Reference: “Enhanced clay formation key in sustaining the Middle Eocene Climatic Optimum” by Alexander J. Krause, Appy Sluijs, Robin van der Ploeg, Timothy M. Lenton and Philip A. E. Pogge von Strandmann, 31 July 2023, Nature Geoscience.
DOI: 10.1038/s41561-023-01234-y

Also involved in the project were researchers at University College London and the University of Essex in the UK as well as Utrecht University in the Netherlands.

2 Comments on "Ancient Climate Secrets – Could Crushing Minerals Stop Global Warming?"

  1. “One option might be to boost the chemical weathering of rock. To help achieve this, we could plow finely crushed rock into our fields, …”

    That “finely crushed rock” doesn’t come for free. Basalt quarries have to be blasted, the resulting boulders have to be broken up and hauled out of the quarry; it then has to be sent to crushers, screened, and then hauled to the fields, which is often the most expensive part, and then applied. All of these steps require energy, which is usually obtained from fossil fuels. So, in order to reduce CO2, we produce CO2. Somebody has to look at not only the dollar costs, but also the net gain.

    This isn’t the first time I have seen someone propose using mafic or ultramafic rocks to sequester CO2. However, they all look at the theoretical sides, and not the practical and economic aspects.

    Someone will probably suggest using so-called renewable power.
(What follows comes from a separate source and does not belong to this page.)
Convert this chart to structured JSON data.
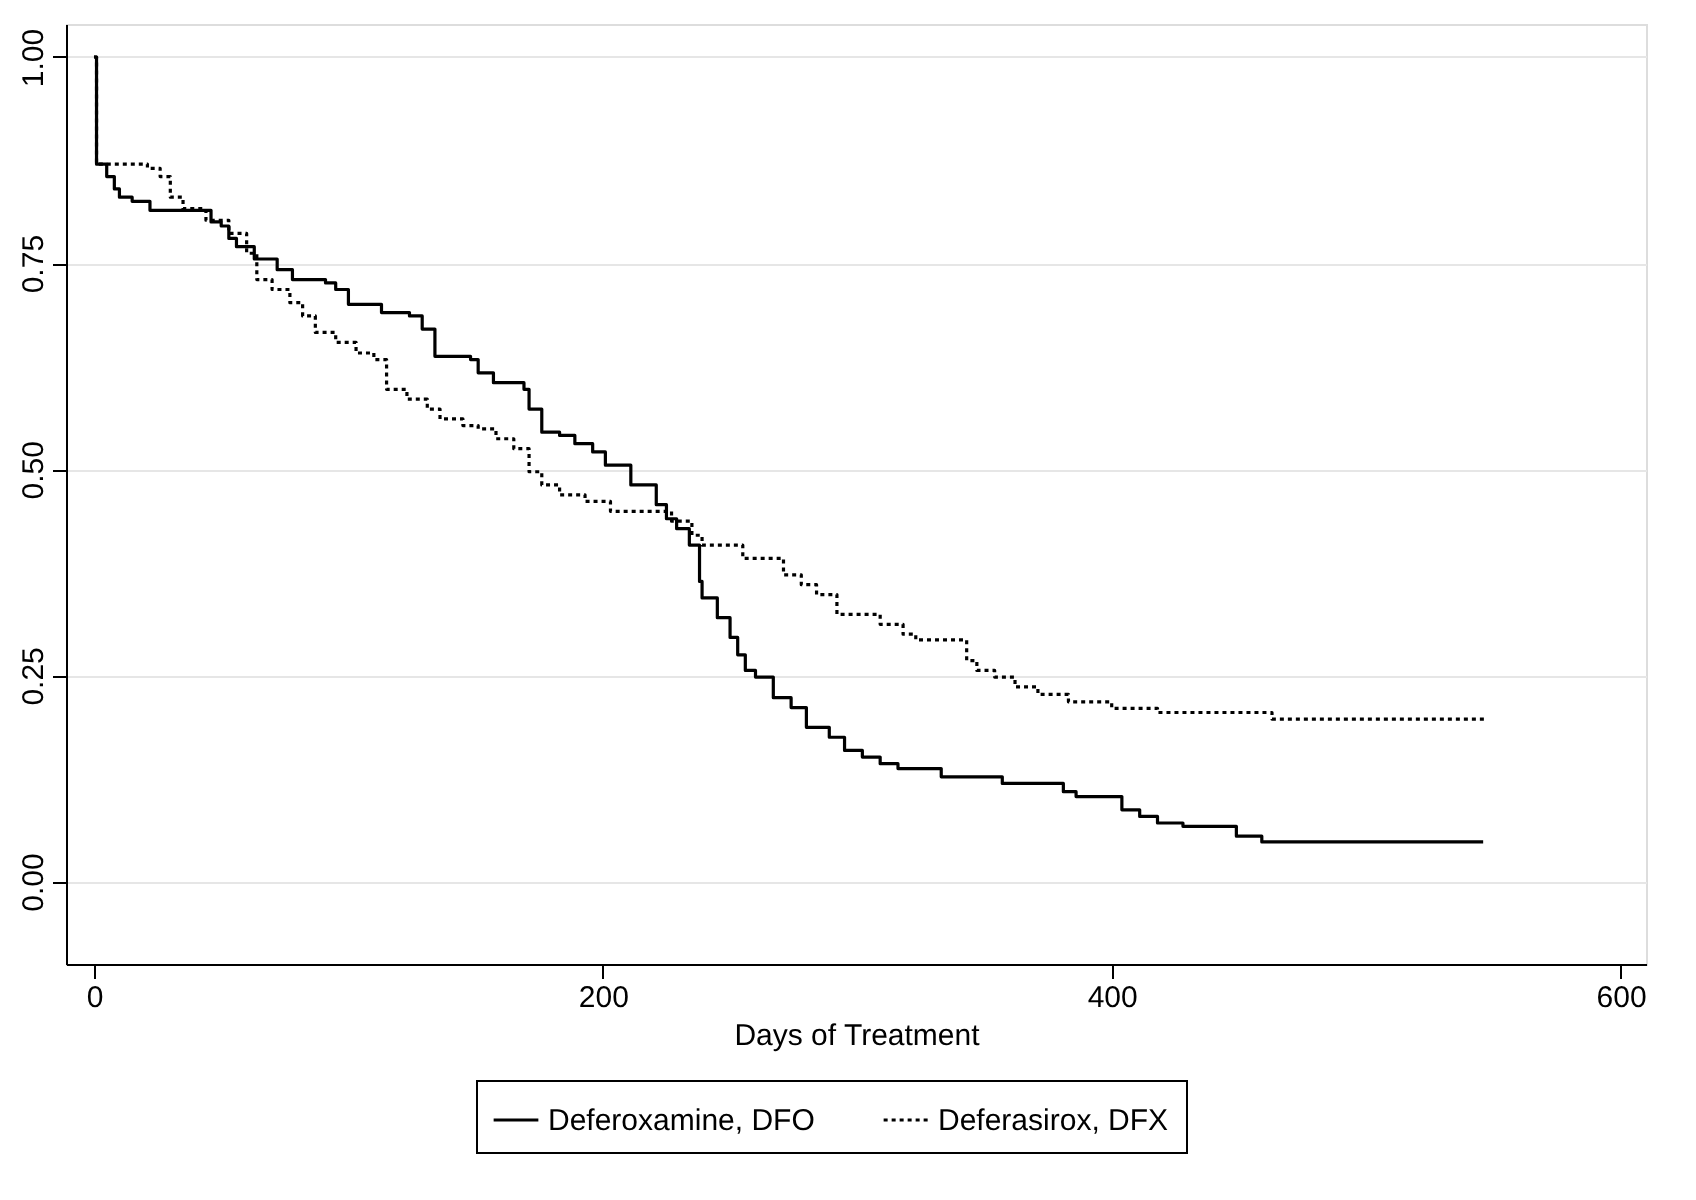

Explosives can’t be made of electricity alone. The huge haulage trucks, with tires about 3 meters in diameter, have never been battery powered. It is questionable whether it is feasible. Quarries are rough on trucks, and the shocks may shorten the lives of batteries and make for spectacular, work-halting, fires.
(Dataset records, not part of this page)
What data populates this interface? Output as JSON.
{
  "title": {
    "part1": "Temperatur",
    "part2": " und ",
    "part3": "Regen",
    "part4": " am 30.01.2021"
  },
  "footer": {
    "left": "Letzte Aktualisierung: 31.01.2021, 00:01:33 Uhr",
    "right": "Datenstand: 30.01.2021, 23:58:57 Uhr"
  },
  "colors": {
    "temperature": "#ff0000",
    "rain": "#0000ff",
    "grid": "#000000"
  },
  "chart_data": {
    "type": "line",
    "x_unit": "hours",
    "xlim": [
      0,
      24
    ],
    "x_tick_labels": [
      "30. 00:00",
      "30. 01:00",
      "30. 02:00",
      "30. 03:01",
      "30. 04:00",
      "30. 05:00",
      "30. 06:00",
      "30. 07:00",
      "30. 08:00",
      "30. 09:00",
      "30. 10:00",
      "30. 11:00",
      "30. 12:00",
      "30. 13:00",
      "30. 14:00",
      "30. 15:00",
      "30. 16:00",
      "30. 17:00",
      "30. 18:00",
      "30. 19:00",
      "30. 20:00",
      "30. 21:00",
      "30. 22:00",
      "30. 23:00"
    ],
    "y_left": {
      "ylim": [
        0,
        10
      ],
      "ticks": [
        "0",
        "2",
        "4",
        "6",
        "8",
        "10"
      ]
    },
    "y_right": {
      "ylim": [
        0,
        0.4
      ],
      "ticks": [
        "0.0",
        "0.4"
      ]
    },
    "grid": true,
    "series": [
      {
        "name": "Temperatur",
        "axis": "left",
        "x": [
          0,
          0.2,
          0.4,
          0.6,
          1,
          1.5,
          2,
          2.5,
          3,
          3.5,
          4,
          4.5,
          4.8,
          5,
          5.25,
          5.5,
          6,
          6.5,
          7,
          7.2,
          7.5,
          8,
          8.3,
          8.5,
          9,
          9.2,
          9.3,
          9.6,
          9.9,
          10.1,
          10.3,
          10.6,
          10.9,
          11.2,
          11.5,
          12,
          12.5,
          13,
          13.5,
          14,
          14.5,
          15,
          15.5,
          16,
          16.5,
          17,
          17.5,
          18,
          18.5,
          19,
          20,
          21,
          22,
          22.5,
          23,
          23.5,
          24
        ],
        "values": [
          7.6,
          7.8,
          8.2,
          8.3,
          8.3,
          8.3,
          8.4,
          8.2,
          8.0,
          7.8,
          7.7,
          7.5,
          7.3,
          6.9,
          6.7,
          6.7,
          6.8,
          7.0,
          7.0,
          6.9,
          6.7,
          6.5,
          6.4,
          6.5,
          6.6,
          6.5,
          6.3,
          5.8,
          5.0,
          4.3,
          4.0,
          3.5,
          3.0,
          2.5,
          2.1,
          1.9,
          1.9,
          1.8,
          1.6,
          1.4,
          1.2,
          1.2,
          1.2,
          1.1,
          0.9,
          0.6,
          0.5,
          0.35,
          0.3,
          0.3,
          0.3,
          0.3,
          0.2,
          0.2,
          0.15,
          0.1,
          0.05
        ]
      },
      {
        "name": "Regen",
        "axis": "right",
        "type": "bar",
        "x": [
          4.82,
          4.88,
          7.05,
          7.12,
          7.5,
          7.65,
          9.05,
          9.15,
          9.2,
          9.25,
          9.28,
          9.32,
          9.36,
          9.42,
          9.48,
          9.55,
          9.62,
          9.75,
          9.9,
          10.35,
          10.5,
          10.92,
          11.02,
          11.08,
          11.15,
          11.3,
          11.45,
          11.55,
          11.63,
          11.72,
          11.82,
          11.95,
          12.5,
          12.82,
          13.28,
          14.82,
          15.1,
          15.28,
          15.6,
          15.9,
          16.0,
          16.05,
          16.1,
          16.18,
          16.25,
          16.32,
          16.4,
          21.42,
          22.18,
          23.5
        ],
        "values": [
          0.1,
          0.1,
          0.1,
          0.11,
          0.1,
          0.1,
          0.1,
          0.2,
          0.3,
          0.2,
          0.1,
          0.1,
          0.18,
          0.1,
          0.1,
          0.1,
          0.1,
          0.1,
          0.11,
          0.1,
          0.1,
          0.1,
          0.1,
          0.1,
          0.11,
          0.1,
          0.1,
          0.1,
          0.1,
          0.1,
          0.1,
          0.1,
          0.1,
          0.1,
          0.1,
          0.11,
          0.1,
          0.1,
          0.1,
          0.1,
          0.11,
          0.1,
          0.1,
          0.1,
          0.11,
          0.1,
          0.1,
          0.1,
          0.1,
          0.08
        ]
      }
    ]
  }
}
  2. Mr. Spencer is correct. What these scientists don’t seem to know is that almost all of the limestones at that time were made by invertebrate animals who were using vegetations that sequestered CO2 for energy. And when their shells were preserved as fossils their bodies were recycled back to CO2 and water. The same is true for algae, most of which do not form carbonates. And clay minerals are aluminosilicates that “sequester” potassium, iron, magnesium, little calcium or none at all…kaolin. There’s a bit more needed in this idea.